For reference, I do a lot of multiprocessing using mixed languages. But for that I use ZeroMQ and Google protobufs (or occasionally Thrift) . However, this is a much more involved task as you must create a client/server communications in which the processes communicate by message exchange. As each process is its own, I often end up with projects in which one client is Python, another is Python with Java, another is pure Java, and another is C#. As ZeroMQ and Google protocol bufs exist in all languages you can freely implement in whatever tool is best for the job, but you have to fill out the communications stubs in each language you want to use, so it is no where as convenient as processing pool.

mara004 commented 2 years ago

Whilst there is no way to start the JVM in the main process before making the process pool. It isn't clear why you couldn't have a another process that solves this problem before making the process pool.

The problem is that initialising a process and communicating with it takes time. It would be ridiculous to isolate any java-python interaction in an external process. This might be tolerable workaround for a single task, but not if you wish to interface with many different functions of a library.

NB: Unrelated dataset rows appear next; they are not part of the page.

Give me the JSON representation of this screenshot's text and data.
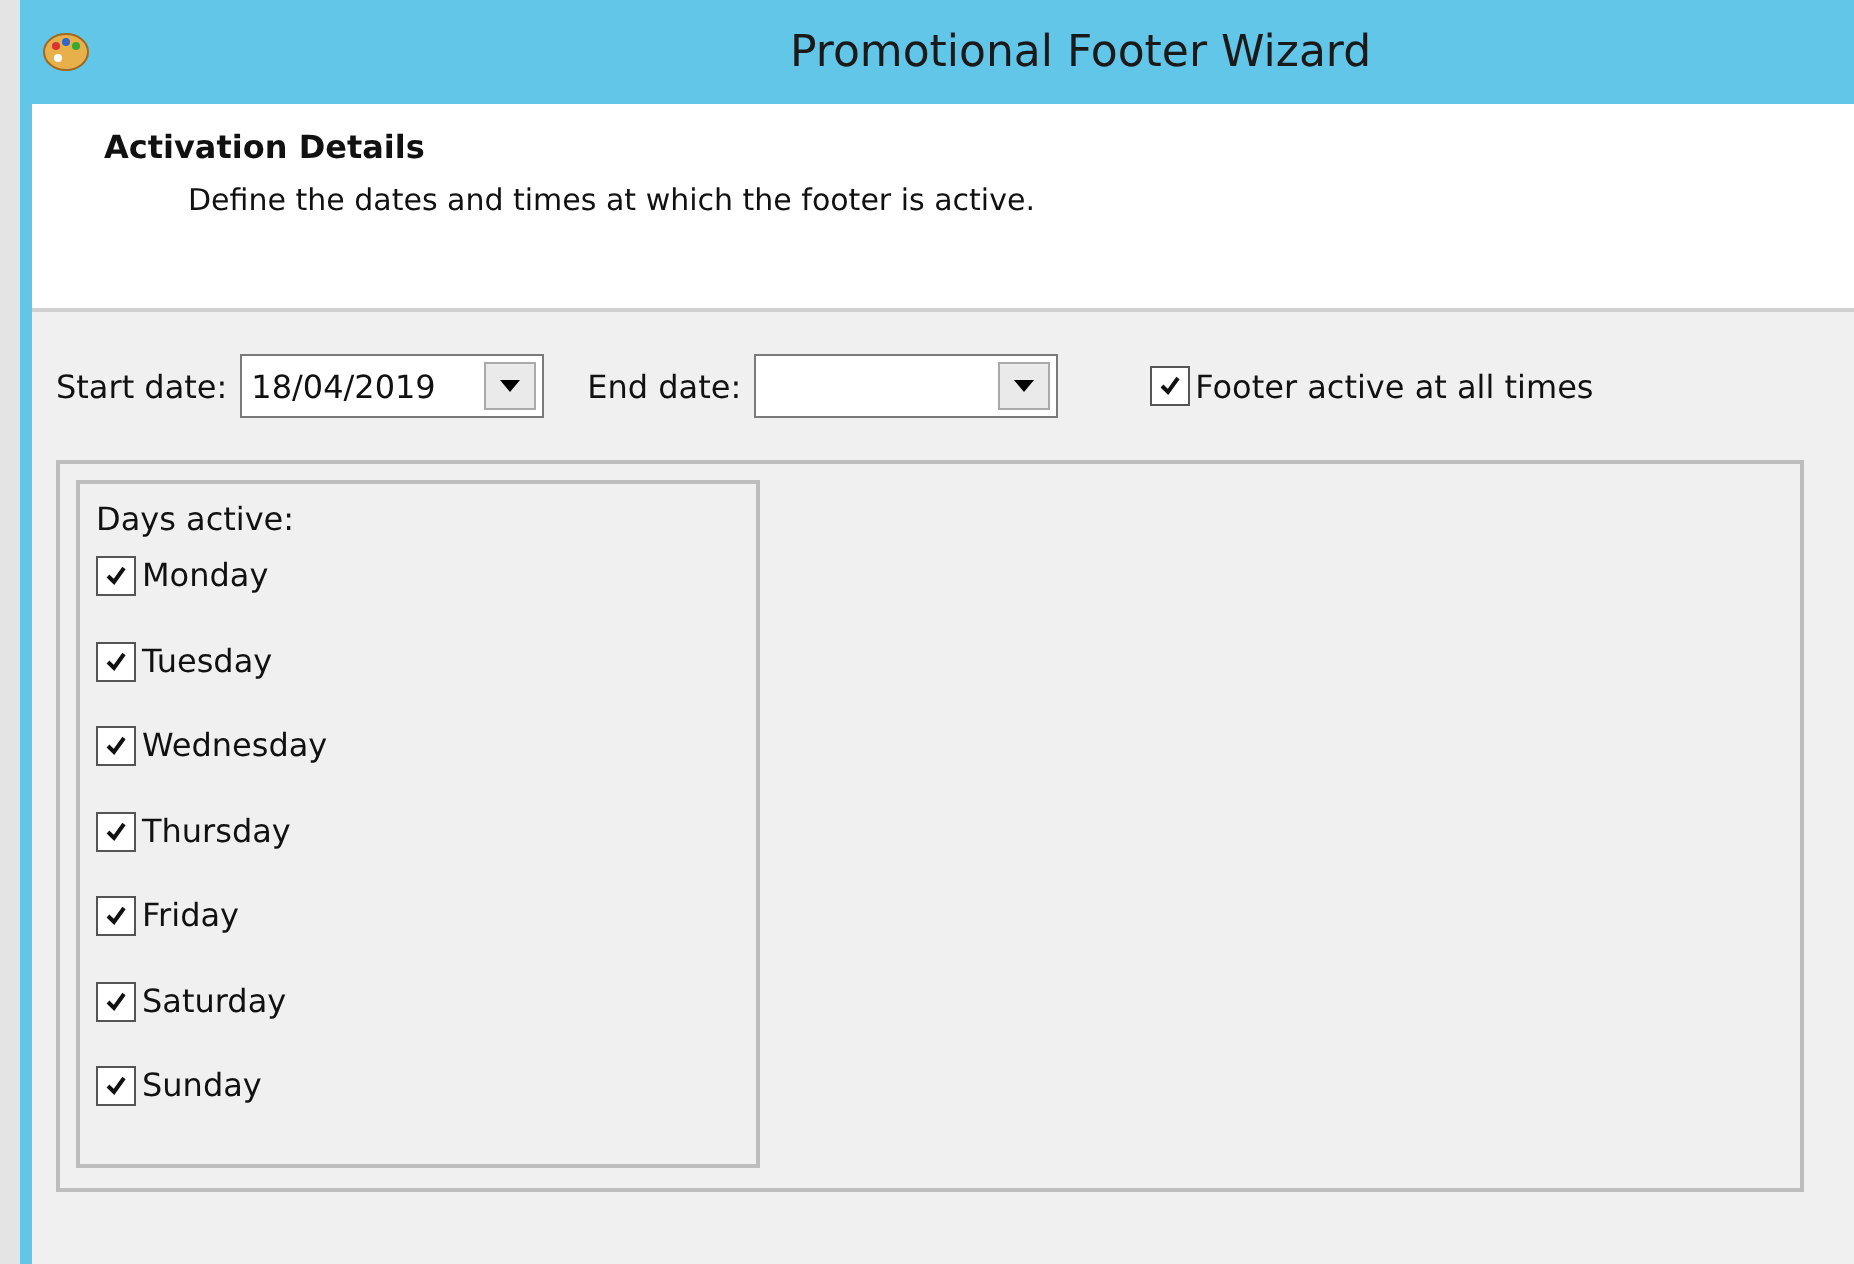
{
  "window": {
    "title": "Promotional Footer Wizard"
  },
  "header": {
    "title": "Activation Details",
    "description": "Define the dates and times at which the footer is active."
  },
  "start_date": {
    "label": "Start date:",
    "value": "18/04/2019"
  },
  "end_date": {
    "label": "End date:"
  },
  "always_active": {
    "label": "Footer active at all times",
    "checked": true
  },
  "days": {
    "title": "Days active:",
    "items": [
      {
        "label": "Monday",
        "checked": true
      },
      {
        "label": "Tuesday",
        "checked": true
      },
      {
        "label": "Wednesday",
        "checked": true
      },
      {
        "label": "Thursday",
        "checked": true
      },
      {
        "label": "Friday",
        "checked": true
      },
      {
        "label": "Saturday",
        "checked": true
      },
      {
        "label": "Sunday",
        "checked": true
      }
    ]
  }
}
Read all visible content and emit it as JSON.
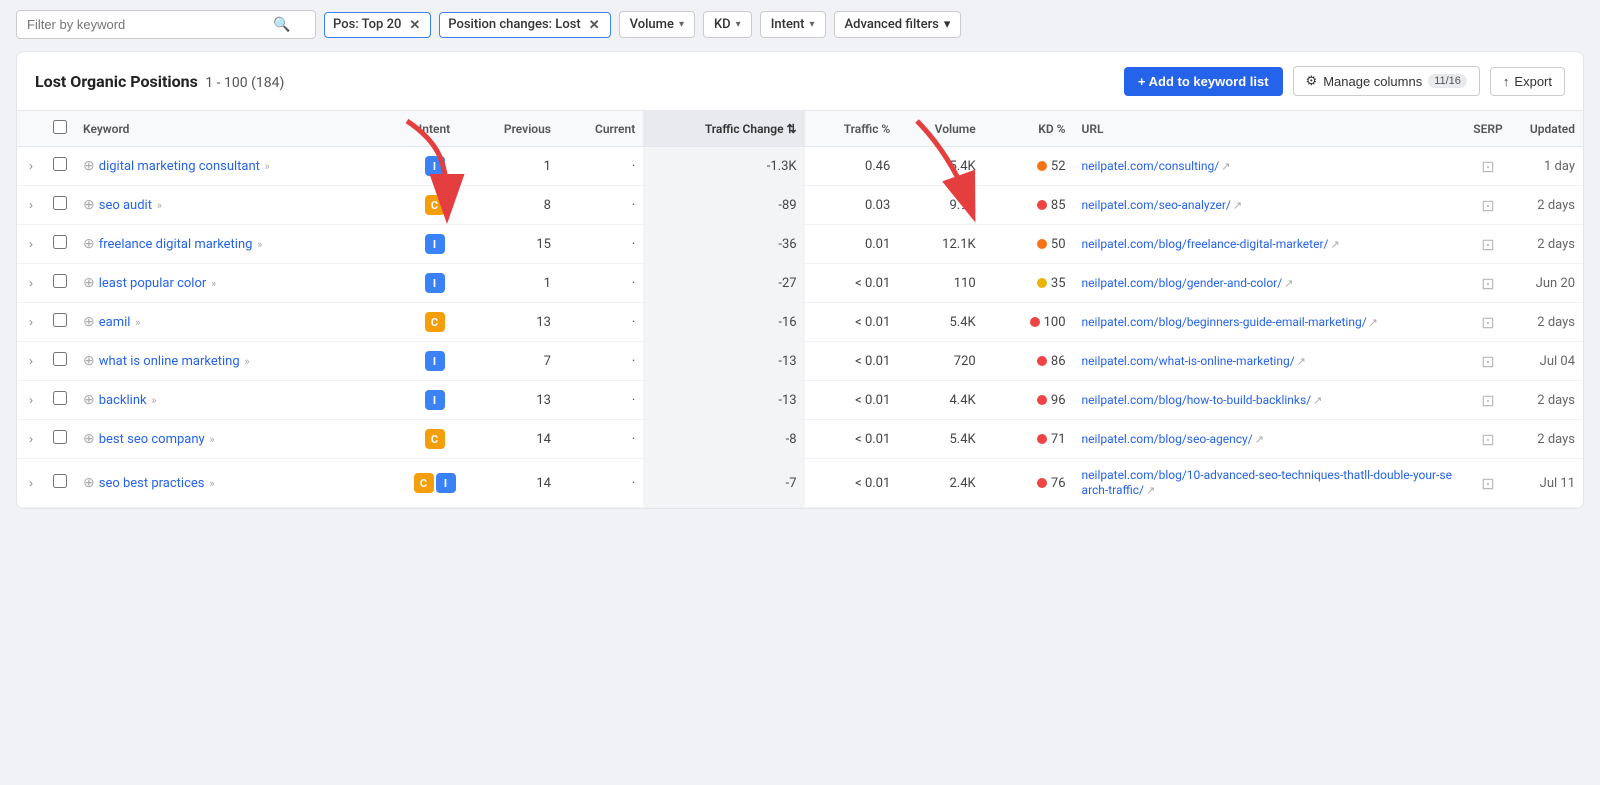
{
  "filterBar": {
    "searchPlaceholder": "Filter by keyword",
    "chips": [
      {
        "id": "pos",
        "label": "Pos: Top 20"
      },
      {
        "id": "position-changes",
        "label": "Position changes: Lost"
      }
    ],
    "dropdowns": [
      {
        "id": "volume",
        "label": "Volume"
      },
      {
        "id": "kd",
        "label": "KD"
      },
      {
        "id": "intent",
        "label": "Intent"
      }
    ],
    "advancedFilters": "Advanced filters"
  },
  "card": {
    "title": "Lost Organic Positions",
    "rangeStart": "1",
    "rangeEnd": "100",
    "total": "184",
    "addKeywordLabel": "+ Add to keyword list",
    "manageColumnsLabel": "Manage columns",
    "manageColumnsBadge": "11/16",
    "exportLabel": "Export"
  },
  "table": {
    "columns": [
      {
        "id": "expand",
        "label": ""
      },
      {
        "id": "checkbox",
        "label": ""
      },
      {
        "id": "keyword",
        "label": "Keyword"
      },
      {
        "id": "intent",
        "label": "Intent"
      },
      {
        "id": "previous",
        "label": "Previous"
      },
      {
        "id": "current",
        "label": "Current"
      },
      {
        "id": "traffic-change",
        "label": "Traffic Change"
      },
      {
        "id": "traffic-pct",
        "label": "Traffic %"
      },
      {
        "id": "volume",
        "label": "Volume"
      },
      {
        "id": "kd",
        "label": "KD %"
      },
      {
        "id": "url",
        "label": "URL"
      },
      {
        "id": "serp",
        "label": "SERP"
      },
      {
        "id": "updated",
        "label": "Updated"
      }
    ],
    "rows": [
      {
        "keyword": "digital marketing consultant",
        "intents": [
          "I"
        ],
        "previous": "1",
        "current": "·",
        "trafficChange": "-1.3K",
        "trafficPct": "0.46",
        "volume": "5.4K",
        "kd": "52",
        "kdColor": "orange",
        "url": "neilpatel.com/consulting/",
        "updated": "1 day"
      },
      {
        "keyword": "seo audit",
        "intents": [
          "C"
        ],
        "previous": "8",
        "current": "·",
        "trafficChange": "-89",
        "trafficPct": "0.03",
        "volume": "9.9K",
        "kd": "85",
        "kdColor": "red",
        "url": "neilpatel.com/seo-analyzer/",
        "updated": "2 days"
      },
      {
        "keyword": "freelance digital marketing",
        "intents": [
          "I"
        ],
        "previous": "15",
        "current": "·",
        "trafficChange": "-36",
        "trafficPct": "0.01",
        "volume": "12.1K",
        "kd": "50",
        "kdColor": "orange",
        "url": "neilpatel.com/blog/freelance-digital-marketer/",
        "updated": "2 days"
      },
      {
        "keyword": "least popular color",
        "intents": [
          "I"
        ],
        "previous": "1",
        "current": "·",
        "trafficChange": "-27",
        "trafficPct": "< 0.01",
        "volume": "110",
        "kd": "35",
        "kdColor": "yellow",
        "url": "neilpatel.com/blog/gender-and-color/",
        "updated": "Jun 20"
      },
      {
        "keyword": "eamil",
        "intents": [
          "C"
        ],
        "previous": "13",
        "current": "·",
        "trafficChange": "-16",
        "trafficPct": "< 0.01",
        "volume": "5.4K",
        "kd": "100",
        "kdColor": "red",
        "url": "neilpatel.com/blog/beginners-guide-email-marketing/",
        "updated": "2 days"
      },
      {
        "keyword": "what is online marketing",
        "intents": [
          "I"
        ],
        "previous": "7",
        "current": "·",
        "trafficChange": "-13",
        "trafficPct": "< 0.01",
        "volume": "720",
        "kd": "86",
        "kdColor": "red",
        "url": "neilpatel.com/what-is-online-marketing/",
        "updated": "Jul 04"
      },
      {
        "keyword": "backlink",
        "intents": [
          "I"
        ],
        "previous": "13",
        "current": "·",
        "trafficChange": "-13",
        "trafficPct": "< 0.01",
        "volume": "4.4K",
        "kd": "96",
        "kdColor": "red",
        "url": "neilpatel.com/blog/how-to-build-backlinks/",
        "updated": "2 days"
      },
      {
        "keyword": "best seo company",
        "intents": [
          "C"
        ],
        "previous": "14",
        "current": "·",
        "trafficChange": "-8",
        "trafficPct": "< 0.01",
        "volume": "5.4K",
        "kd": "71",
        "kdColor": "red",
        "url": "neilpatel.com/blog/seo-agency/",
        "updated": "2 days"
      },
      {
        "keyword": "seo best practices",
        "intents": [
          "C",
          "I"
        ],
        "previous": "14",
        "current": "·",
        "trafficChange": "-7",
        "trafficPct": "< 0.01",
        "volume": "2.4K",
        "kd": "76",
        "kdColor": "red",
        "url": "neilpatel.com/blog/10-advanced-seo-techniques-thatll-double-your-search-traffic/",
        "updated": "Jul 11"
      }
    ]
  },
  "icons": {
    "search": "🔍",
    "close": "✕",
    "chevronDown": "▾",
    "plus": "＋",
    "gear": "⚙",
    "upload": "↑",
    "externalLink": "↗",
    "serp": "⊡",
    "expand": "›",
    "plusCircle": "⊕"
  }
}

@pelson Instead of hastily closing this issue, it's better to take some time and consider possible improvements on the jpype side more thoroughly.

Thrameos commented 2 years ago

Well, the best improvement we can have would be the epypj reverse bridge which would allow you to actually make use of Java multiprocessing rather than the Python one only. Currently Pythons multiprocessing is crippled because the JVM limitations, but if Java can spin up a Python instance it becomes way easier as you would create a Java process pool running epypj instances which could run mixed Python/Java code. Right now if you try to do that you get Java only pool clients.

Unfortunately, as I have been discussing for two years now, I need a group of two to three interested developers to help write the test bench (I can handle the core, but checking every Java to Python interaction is just outside my current time budget.) Just imagine using numpy and matplot lib from Java as if it were a Java library.

pelson commented 2 years ago

Indeed, I came to the same consideration on my commute, and it does work to spawn instead of fork. In this case, there is no restriction on whether you have already started the JVM or not:

import concurrent.futures
import multiprocessing
import os

import jpype as jp

def use_jvm():
    if not jp.isJVMStarted():
        jp.startJVM()

    s = jp.java.lang.String('Hello World!')
    return f'{s.toUpperCase()} (pid {os.getpid()})'

def main():
    # Use the JVM for something before we even create a process pool.
    print(use_jvm())

    n_procs = 5
    # We may not use forking for creating new processes if the JVM is
    # required in the main process.
    ctx = multiprocessing.get_context('spawn')
    executor = concurrent.futures.ProcessPoolExecutor(max_workers=n_procs, mp_context=ctx)

    futures = []
    for _ in range(n_procs):
        futures.append(executor.submit(use_jvm))

    for future in concurrent.futures.as_completed(futures):
        print(future.result())

    executor.shutdown()

if __name__ == '__main__':
    main()

Note that I had to guard this inside a if __name__ == '__main__': as I was getting:

RuntimeError: 
        An attempt has been made to start a new process before the
        current process has finished its bootstrapping phase.

        This probably means that you are not using fork to start your
        child processes and you have forgotten to use the proper idiom
        in the main module:

            if __name__ == '__main__':
                freeze_support()
                ...

        The "freeze_support()" line can be omitted if the program
        is not going to be frozen to produce an executable.
Thrameos commented 2 years ago

So is that the solution we should put in the docs for how to use a pool? Or do we need to change the pickler to send java objects?